Russland-Sanktionen: Sobotka wegen Zurückhaltung unter Beschuss
Prag/Brüssel (APA) - Der tschechische sozialdemokratische Regierungschef Bohuslav Sobotka (CSSD) wird aufgrund seiner zurückhaltenden Äußeru...
Prag/Brüssel (APA) - Der tschechische sozialdemokratische Regierungschef Bohuslav Sobotka (CSSD) wird aufgrund seiner zurückhaltenden Äußerungen zu neuen EU-Sanktionen gegen Russland kritisiert. Vor allem Rechtsliberale und Konservative zeigten sich am Montag empört. Unterstützung gab es nur von Sobotkas CSSD sowie den Kommunisten (KSCM).
Karel Schwarzenberg, Chef der liberal-konservativen Partei TOP 09 und des außenpolitischen Ausschusses des Abgeordnetenhauses, sprach von einer „Schande“. „Die einzige Textilindustrie, die bei uns gut gedeiht, ist das Nähen des Schandmantels“, meinte Schwarzenberg ironisch in Anspielung auf das tschechische Sprichwort „Sich einen Mantel aus Schande nähen“. Es wird für Leute verwendet, die sich selbst durch ihr Verhalten eine Schande oder Blamage zuzuschreiben haben. Der Vizechef von TOP 09 und frühere Finanzminister Miroslav Kalousek sprach von einem „unermesslich kurzsichtigen und feigen Standpunkt“ Sobotkas.
Nach den Worten des Vizechefs der konservativen Demokratischen Bürgerpartei (ODS), Martin Kupka, bringt Sobotka Tschechien in die Rolle eines „unzuverlässigen Partners nicht nur in der EU, sondern auch in der NATO“. „Der Herr Premier ändert immer wieder seine Auffassungen“, kritisierte Kupka.
Der Vizepremier und Chef der mitregierenden Volkspartei, Pavel Belobradek, zog einen Vergleich mit dem Münchener Abkommen aus dem Jahr 1938, aufgrund dessen die damalige Tschechoslowakei das Sudetenland an Hitler-Deutschland abtreten musste. „Wir können der Ukraine nicht das Gleiche antun, was man uns in München angetan hatte“, so Belobradek. „Die Sanktionen werden auch uns wehtun, aber wenn wir keinen Krieg führen wollen, und das wollen wir nicht, bleiben nur harte Sanktionen. Auch wenn sie wirtschaftliche Schäden verursachen - das ist der Preis für Werte und Prinzipien“, betonte der Vizepremier.
Einzig die Kommunisten unterstützen Sobotkas Standpunkt.
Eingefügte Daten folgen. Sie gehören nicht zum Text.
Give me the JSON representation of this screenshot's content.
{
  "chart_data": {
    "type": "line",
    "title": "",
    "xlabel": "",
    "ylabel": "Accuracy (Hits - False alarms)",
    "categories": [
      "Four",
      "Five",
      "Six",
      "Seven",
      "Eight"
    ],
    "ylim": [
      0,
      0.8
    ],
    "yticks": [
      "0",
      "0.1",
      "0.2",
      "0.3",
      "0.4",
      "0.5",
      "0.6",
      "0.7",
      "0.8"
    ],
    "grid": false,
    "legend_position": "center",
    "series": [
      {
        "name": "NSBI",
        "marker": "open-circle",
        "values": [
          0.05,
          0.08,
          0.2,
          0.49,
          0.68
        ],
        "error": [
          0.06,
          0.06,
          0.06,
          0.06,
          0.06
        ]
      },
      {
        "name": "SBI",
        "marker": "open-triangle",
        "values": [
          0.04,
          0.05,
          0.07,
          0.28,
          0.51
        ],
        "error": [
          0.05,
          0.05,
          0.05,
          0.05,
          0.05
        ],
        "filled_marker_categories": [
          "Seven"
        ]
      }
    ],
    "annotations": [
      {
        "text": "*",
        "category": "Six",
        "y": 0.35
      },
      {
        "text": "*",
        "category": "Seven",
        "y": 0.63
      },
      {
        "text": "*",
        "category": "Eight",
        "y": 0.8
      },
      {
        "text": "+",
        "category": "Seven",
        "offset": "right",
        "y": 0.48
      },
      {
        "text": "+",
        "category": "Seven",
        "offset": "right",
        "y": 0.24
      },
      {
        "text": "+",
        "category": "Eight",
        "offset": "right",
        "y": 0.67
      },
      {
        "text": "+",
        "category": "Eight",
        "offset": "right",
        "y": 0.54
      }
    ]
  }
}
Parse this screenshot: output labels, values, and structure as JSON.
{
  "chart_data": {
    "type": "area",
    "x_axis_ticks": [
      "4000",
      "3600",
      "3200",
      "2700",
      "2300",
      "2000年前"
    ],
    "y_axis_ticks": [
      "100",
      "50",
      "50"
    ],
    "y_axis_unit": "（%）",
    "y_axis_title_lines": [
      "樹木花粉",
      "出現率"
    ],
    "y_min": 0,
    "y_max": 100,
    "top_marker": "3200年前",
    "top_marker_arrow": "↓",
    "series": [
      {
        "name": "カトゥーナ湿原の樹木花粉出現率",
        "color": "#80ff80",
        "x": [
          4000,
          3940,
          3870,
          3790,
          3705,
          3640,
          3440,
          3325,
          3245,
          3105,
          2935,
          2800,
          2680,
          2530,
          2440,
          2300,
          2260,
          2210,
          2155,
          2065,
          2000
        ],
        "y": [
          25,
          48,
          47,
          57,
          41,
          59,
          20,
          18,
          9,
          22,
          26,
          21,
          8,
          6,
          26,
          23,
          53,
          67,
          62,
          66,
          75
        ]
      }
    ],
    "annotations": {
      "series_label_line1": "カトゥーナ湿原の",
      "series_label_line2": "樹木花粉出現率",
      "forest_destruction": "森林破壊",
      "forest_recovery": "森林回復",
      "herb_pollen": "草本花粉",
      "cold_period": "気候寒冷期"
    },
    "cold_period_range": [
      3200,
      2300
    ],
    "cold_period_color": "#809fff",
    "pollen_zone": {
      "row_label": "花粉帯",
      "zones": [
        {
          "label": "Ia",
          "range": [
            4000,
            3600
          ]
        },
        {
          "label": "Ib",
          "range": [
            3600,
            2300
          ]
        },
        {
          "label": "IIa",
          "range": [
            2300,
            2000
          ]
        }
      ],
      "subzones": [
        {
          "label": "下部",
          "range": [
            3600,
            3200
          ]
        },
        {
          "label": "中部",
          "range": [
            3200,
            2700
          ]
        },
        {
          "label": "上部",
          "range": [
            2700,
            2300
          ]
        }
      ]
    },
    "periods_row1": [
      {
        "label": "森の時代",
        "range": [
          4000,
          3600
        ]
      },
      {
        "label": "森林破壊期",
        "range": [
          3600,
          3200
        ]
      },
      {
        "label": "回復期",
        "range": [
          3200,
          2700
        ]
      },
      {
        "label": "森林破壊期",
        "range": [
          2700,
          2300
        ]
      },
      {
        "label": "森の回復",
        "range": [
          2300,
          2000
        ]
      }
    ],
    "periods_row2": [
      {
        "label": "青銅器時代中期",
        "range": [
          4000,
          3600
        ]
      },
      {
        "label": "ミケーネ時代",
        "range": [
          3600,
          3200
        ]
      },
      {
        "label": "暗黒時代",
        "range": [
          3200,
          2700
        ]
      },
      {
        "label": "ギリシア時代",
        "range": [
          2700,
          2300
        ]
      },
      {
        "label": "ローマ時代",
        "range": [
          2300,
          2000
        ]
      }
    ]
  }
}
Sanktionen seien „kontraproduktiv und schaden der Wirtschaft“, meinte der Klubobmann der KSCM im Unterhaus, Pavel Kovacik. Man müsse sich an den Tisch setzen und verhandeln, so Kovacik.
Sobotka erklärte nach seiner Rückkehr vom EU-Gipfel zu den Topjobs sowie der Ukraine-Krise, er habe in Brüssel „keinen Blankoscheck unterzeichnen wollen“ und behalte sich das Recht vor, mit einigen Teilen der neuen Sanktionen nicht einverstanden zu sein, falls diese unangemessen große wirtschaftliche Folgen hätten. Die Prager Regierung will sich mit dieser Frage am kommenden Mittwoch befassen.